Greek Easter bread is braided and contains hard boiled eggs, dyed red for fertility, symbolizing the Resurrection of Christ.
A funny thing happened on the way to the family Easter dinner...
I started making this bread Saturday morning to take to my family's Easter celebration that afternoon. I was running late so I decided to let it rise in the car and bake it once I got to my sister's house. I had to hold onto the baking pan to keep the loaf from sliding off. It slid a couple of times and I was able to catch it. I kept saying "will you just cooperate?". It decided to have the last word. It slid completely off the seat. I couldn't catch in time. It stayed on the parchment and was still covered, but it was ruined.
I was soooo mad that I balled the dough up and threw it down on the baking pan. I decided I didn't care. We just wouldn't have any bread for dinner. I kept driving down the road mad at the world. Then, I started laughing my head off at myself. You can’t get mad at bread. It was then that I realized I could just reshape it and let is rise again. So that's what I did.
The moral of the story is when you think all is lost, it usually isn't. You just need to laugh and try again!
Greek Easter Twist
Makes: 2 Loaves
From Breads from Betsy's Kitchen by Betsy Oppenneer.
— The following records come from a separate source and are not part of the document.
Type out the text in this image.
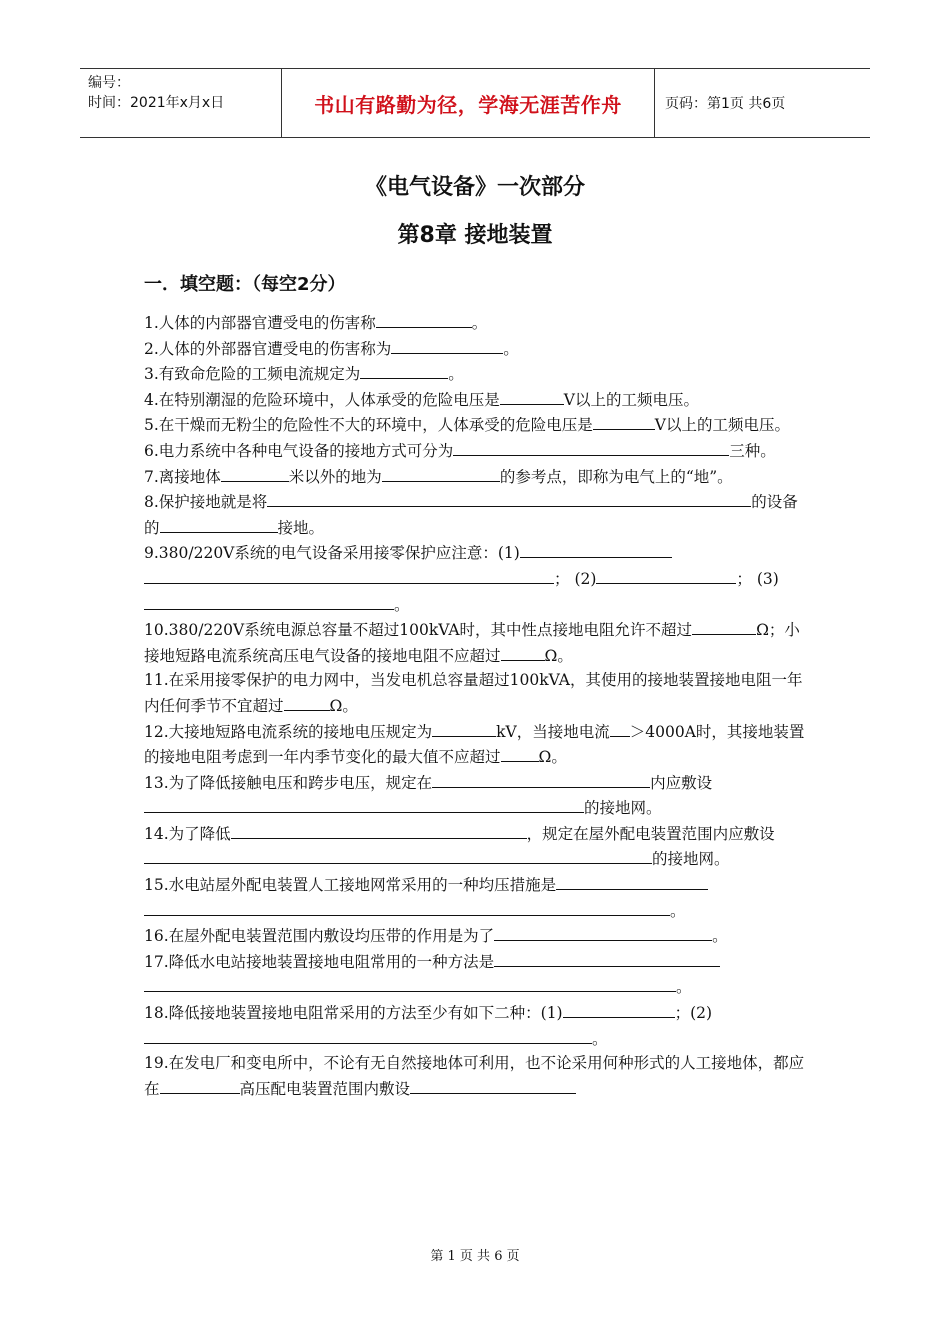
编号：
时间：2021年x月x日	书山有路勤为径，学海无涯苦作舟	页码：第1页 共6页
《电气设备》一次部分
第8章 接地装置
一．填空题：（每空2分）

1.人体的内部器官遭受电的伤害称	。

2.人体的外部器官遭受电的伤害称为	。

3.有致命危险的工频电流规定为	。

4.在特别潮湿的危险环境中，人体承受的危险电压是	V以上的工频电压。

5.在干燥而无粉尘的危险性不大的环境中，人体承受的危险电压是	V以上的工频电压。

6.电力系统中各种电气设备的接地方式可分为	三种。

7.离接地体	米以外的地为	的参考点，即称为电气上的“地”。

8.保护接地就是将	的设备的	接地。

9.380/220V系统的电气设备采用接零保护应注意：(1)； (2)	； (3)。

10.380/220V系统电源总容量不超过100kVA时，其中性点接地电阻允许不超过	Ω；小接地短路电流系统高压电气设备的接地电阻不应超过	Ω。

11.在采用接零保护的电力网中，当发电机总容量超过100kVA，其使用的接地装置接地电阻一年内任何季节不宜超过	Ω。

12.大接地短路电流系统的接地电压规定为	kV，当接地电流 ＞4000A时，其接地装置的接地电阻考虑到一年内季节变化的最大值不应超过 Ω。

13.为了降低接触电压和跨步电压，规定在	内应敷设的接地网。

14.为了降低	，规定在屋外配电装置范围内应敷设的接地网。

15.水电站屋外配电装置人工接地网常采用的一种均压措施是。

16.在屋外配电装置范围内敷设均压带的作用是为了	。

17.降低水电站接地装置接地电阻常用的一种方法是。

18.降低接地装置接地电阻常采用的方法至少有如下二种：(1)	；(2)。

19.在发电厂和变电所中，不论有无自然接地体可利用，也不论采用何种形式的人工接地体，都应在	高压配电装置范围内敷设

第 1 页 共 6 页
- 2 scant tablespoons or 2 (1/4-ounce) package active dry yeast
- 1/2 cup warm water (about 110 degrees)
- 1 cup warm milk (about 110 degrees)
- 1 cup soft butter
- 4 large eggs, beaten
- 1/2 cup honey
- 1 tablespoon crushed anise seed
- 1 tablespoon orange peel
- 2 teaspoons salt
- 6 to 7 cups unbleached flour
- 8 to 12 hard-boiled eggs, dyed bright red
- 1 egg beaten with 1 tablespoon water
- Coarse sugar or sesame seeds
1) Hard boil 8 to 12 eggs. I used about 8 eggs but you can use more if you like.
2) Dye the eggs red. I've never dyed Easter eggs red before. Very interesting and beautiful!
Stir the yeast into warm water in the bowl of a stand mixer. Add the milk, butter, eggs, honey, anise seed, orange peel, salt, and 3 cups flour and beat vigorously for two minutes.
Gradually add in the flour, 1/4 cup a a time, until the dough begins to pull away from the side of the bowl. Turn dough out onto a floured work surface. Knead, adding flour a little at a time, until you have a smooth, elastic dough.
Put dough into an oiled bowl and turn to coat it with oil. Cover with plastic wrap or a kitchen towel and let rise until doubled in size, about one hour.
Turn the dough out onto a lightly oiled work surface and divide in four pieces.
Shape each fourth into a 30-inch strand.
Twist strands together and pinch the ends together.
Spread the dough and insert four to six eggs evenly spaced between the strands. Place onto parchment-lined baking sheets. Repeat with the remaining two strands.
Cover with plastic wrap and let rise until almost doubled, about 45 minutes.
About 10 minutes before baking, preheat oven to 375 degrees.
Just before baking, brush each loaf lightly with the glaze and sprinkle with the coarse sugar or seeds.
Bake for 25 minutes, or until the internal temperature of the loaf reaches 190 degrees. Immediately remove the bread from baking sheets and cool on a wire rack.
This is the loaf I took to my sister's house. It turned out great even though I had to reshape it.
This is the second loaf that I made a couple of days later. I put the dough in the refrigerator and took it out 2 days later and let it rise at room temperature before shaping. It did just fine. It amazes me how forgiving a lot of breads are. We should be more like that!